This was an event that caught me right off guard. I knew John Hartson had been through a cancer scare, quite how that had occurred and what he’d been through I was unaware of. Hartson, an ex-Celtic player (as well as various other clubs) who played for them during a particularly fruitful time in their history, is also a proud Welshman having played for his country over 50 times.
But when cancer hit him, it him hard. After living for seven years unaware what the lumps on his testicles signified, it wasn’t until the blinding debilitating headaches did he check himself into a hospital.

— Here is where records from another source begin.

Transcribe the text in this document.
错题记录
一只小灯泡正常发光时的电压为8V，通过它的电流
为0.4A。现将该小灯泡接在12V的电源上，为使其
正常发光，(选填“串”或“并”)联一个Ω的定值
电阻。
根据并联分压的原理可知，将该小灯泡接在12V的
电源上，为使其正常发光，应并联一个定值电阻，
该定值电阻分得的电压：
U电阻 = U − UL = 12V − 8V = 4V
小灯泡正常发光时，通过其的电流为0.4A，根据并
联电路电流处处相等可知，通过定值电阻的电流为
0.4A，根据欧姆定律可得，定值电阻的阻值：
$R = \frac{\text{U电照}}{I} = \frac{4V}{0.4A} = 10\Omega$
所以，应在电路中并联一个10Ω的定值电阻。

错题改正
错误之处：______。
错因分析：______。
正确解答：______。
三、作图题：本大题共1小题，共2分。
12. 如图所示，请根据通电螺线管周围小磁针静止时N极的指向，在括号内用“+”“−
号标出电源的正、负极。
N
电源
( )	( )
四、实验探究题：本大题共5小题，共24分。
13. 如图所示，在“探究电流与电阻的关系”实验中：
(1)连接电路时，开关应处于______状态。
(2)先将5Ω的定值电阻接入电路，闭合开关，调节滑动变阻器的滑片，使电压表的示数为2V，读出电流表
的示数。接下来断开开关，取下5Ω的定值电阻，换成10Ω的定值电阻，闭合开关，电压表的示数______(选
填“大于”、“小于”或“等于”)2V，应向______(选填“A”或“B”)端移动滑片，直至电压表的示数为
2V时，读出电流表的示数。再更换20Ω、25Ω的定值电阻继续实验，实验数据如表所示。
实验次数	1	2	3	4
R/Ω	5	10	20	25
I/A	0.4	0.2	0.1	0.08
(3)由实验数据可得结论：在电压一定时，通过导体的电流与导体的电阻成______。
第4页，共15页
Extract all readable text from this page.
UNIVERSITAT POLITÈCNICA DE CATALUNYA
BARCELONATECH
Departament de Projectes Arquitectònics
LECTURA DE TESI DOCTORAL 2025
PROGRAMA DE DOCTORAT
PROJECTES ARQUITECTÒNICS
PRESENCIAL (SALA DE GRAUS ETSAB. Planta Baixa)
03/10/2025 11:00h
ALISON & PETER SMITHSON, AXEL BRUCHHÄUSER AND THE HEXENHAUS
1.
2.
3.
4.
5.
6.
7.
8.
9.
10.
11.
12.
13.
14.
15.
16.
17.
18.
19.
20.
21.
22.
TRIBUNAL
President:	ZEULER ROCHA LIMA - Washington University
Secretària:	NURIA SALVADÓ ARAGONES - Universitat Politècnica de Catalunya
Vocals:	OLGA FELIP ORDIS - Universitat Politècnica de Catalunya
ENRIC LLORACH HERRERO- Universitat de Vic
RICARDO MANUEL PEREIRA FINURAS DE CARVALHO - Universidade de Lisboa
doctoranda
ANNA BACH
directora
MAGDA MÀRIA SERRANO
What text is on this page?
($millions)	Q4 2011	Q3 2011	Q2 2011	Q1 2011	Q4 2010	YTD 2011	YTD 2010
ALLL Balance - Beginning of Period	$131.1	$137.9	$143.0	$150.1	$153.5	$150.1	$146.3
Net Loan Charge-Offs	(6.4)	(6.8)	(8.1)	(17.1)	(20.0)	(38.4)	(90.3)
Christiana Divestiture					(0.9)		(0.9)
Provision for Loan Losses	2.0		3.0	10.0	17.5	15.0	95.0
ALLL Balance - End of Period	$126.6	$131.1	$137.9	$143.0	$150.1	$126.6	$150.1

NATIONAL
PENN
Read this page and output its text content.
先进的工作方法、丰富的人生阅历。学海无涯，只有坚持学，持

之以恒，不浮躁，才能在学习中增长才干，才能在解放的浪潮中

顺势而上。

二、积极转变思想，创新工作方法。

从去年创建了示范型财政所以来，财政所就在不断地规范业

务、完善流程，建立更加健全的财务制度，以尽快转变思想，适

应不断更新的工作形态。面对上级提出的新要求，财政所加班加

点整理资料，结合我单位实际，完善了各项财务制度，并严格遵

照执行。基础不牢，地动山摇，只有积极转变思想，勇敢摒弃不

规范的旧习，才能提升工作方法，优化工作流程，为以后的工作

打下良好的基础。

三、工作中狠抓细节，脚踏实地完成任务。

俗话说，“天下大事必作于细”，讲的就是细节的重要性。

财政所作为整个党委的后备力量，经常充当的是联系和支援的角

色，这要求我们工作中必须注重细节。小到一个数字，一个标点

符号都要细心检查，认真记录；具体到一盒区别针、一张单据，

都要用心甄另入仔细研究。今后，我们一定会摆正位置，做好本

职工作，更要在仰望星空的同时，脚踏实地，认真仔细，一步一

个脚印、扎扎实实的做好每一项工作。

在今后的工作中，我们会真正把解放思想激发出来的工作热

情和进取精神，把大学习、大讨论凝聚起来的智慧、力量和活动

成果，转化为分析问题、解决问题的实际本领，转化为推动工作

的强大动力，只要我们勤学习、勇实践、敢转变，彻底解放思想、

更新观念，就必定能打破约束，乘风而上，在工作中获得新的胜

Within minutes he had been referred and diagnosed with cancer. As the cancer spread, a brain operation effectively meant that as supportive as his family and friends could be, he thought himself he was as good as dead.
Hartson told a silent audience beforehand how hard he was going to find the hour, and indeed, when it came to reading from a passage of the book written by his wife, he was unable to go through with it. Instead, Pat Nevin read the passage from Please Don’t Go, and there wasn’t a dry eye in the house by the time he finished.
Possibly one of the bravest men I’ve ever had the privilege of meeting, John Hartson has risen above the banalities of life in the Old Firm and admitted himself how much he “appreciates the little things in life, like being able to get out of bed in the morning and make a cup of tea.”
As moving an hour that this was at the Edinburgh Book Festival, due to Hartson’s positive and uplifting nature, the audience left with a buzz of inspiration and hope.